Da trattoria di mare fino all’olimpo gastronomico

La terza stella, recentemente conseguita, sembra aver caricato a molla cucina e sala, convincendo tutti che il percorso fin qui seguito sia stato meritevole di ogni fatica e di ciascun occasionale inciampo. Abbiamo trovato così, in occasione delle nostre visite più recenti, un Mauro Uliassi in grandissima forma: né vate dell’avanguardia né tantomeno umile servo della tradizione ma, e del resto così è sempre stato, un cuoco che ama giocare con i sapori e che, nel tempo, ha saputo circondarsi di una brigata di grande professionalità ma allo stesso tempo partecipe del processo creativo. Sembra vedersi, lo chef, in un ruolo di capitano/allenatore, allo stesso tempo coordinatore e compagno dei ragazzi in cucina, ai quali non manca di rendere omaggio citando, per molti dei piatti assaggiati, l’ideatore. 

Come ogni anno, l’apertura primaverile del ristorante ha visto l’esordio in carta di numerose nuove creazioni, che confluiscono nel menu Lab.
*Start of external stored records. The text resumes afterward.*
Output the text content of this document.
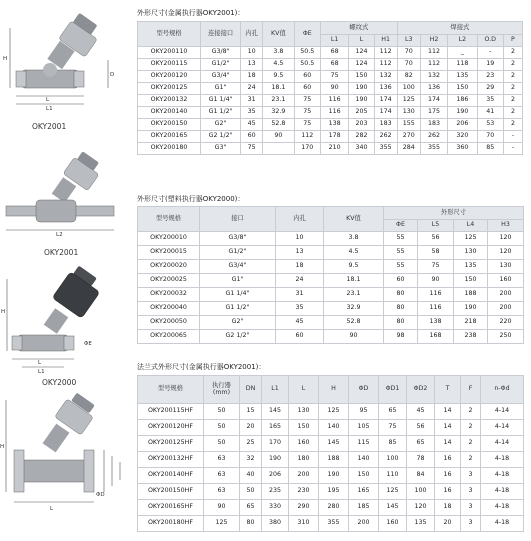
H
L
L1
D
OKY2001
L2
OKY2001
H
L
L1
ΦE
OKY2000
H
L
ΦD
外形尺寸(金属执行器OKY2001)：
型号规格	连接接口	内孔	KV值	ΦE	螺纹式			焊接式				
					L1	L	H1	L3	H2	L2	O.D	P
OKY200110	G3/8"	10	3.8	50.5	68	124	112	70	112	_	-	2
OKY200115	G1/2"	13	4.5	50.5	68	124	112	70	112	118	19	2
OKY200120	G3/4"	18	9.5	60	75	150	132	82	132	135	23	2
OKY200125	G1"	24	18.1	60	90	190	136	100	136	150	29	2
OKY200132	G1 1/4"	31	23.1	75	116	190	174	125	174	186	35	2
OKY200140	G1 1/2"	35	32.9	75	116	205	174	130	175	190	41	2
OKY200150	G2"	45	52.8	75	138	203	183	155	183	206	53	2
OKY200165	G2 1/2"	60	90	112	178	282	262	270	262	320	70	-
OKY200180	G3"	75		170	210	340	355	284	355	360	85	-
外形尺寸(塑料执行器OKY2000)：
型号规格	接口	内孔	KV值	外形尺寸			
				ΦE	L5	L4	H3
OKY200010	G3/8"	10	3.8	55	56	125	120
OKY200015	G1/2"	13	4.5	55	58	130	120
OKY200020	G3/4"	18	9.5	55	75	135	130
OKY200025	G1"	24	18.1	60	90	150	160
OKY200032	G1 1/4"	31	23.1	80	116	188	200
OKY200040	G1 1/2"	35	32.9	80	116	190	200
OKY200050	G2"	45	52.8	80	138	218	220
OKY200065	G2 1/2"	60	90	98	168	238	250
法兰式外形尺寸(金属执行器OKY2001)：
型号规格	执行器(mm)	DN	L1	L	H	ΦD	ΦD1	ΦD2	T	F	n-Φd
OKY200115HF	50	15	145	130	125	95	65	45	14	2	4-14
OKY200120HF	50	20	165	150	140	105	75	56	14	2	4-14
OKY200125HF	50	25	170	160	145	115	85	65	14	2	4-14
OKY200132HF	63	32	190	180	188	140	100	78	16	2	4-18
OKY200140HF	63	40	206	200	190	150	110	84	16	3	4-18
OKY200150HF	63	50	235	230	195	165	125	100	16	3	4-18
OKY200165HF	90	65	330	290	280	185	145	120	18	3	4-18
OKY200180HF	125	80	380	310	355	200	160	135	20	3	4-18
Siamo stati testimoni di una fase di transizione, con alcuni piatti che, in una versione perfezionata, erano già stati presentati nella collezione 2018.
Tra questi, meritano una citazione il pancotto con mandorle e granita di ricci di mare, ancora più intenso della versione precedente e miracoloso per gestione di temperature e consistenze, e lo straordinario colombaccio, la cui cruda carnosità riesce a contenere un fondo all’eucalipto di raro potere perforante. Citiamo, fra i piatti nuovi, l’eccellente anguilla, sapiente rimodulata su tratti acidi, tannici e affumicati e un reparto dolci in grande spolvero.
Il servizio si mantiene sorridente senza essere scanzonato e lascia che al centro della scena restino le non rare uscite dello chef, vero mattatore della sala. Qualcosa in più, in termini emozionali, si potrebbe chiedere al servizio al calice per quanto, in quest’occasione,  l’unico vino insolito della serie abbia finito per ripagarci ampiamente di qualche proposta eccessivamente scontata.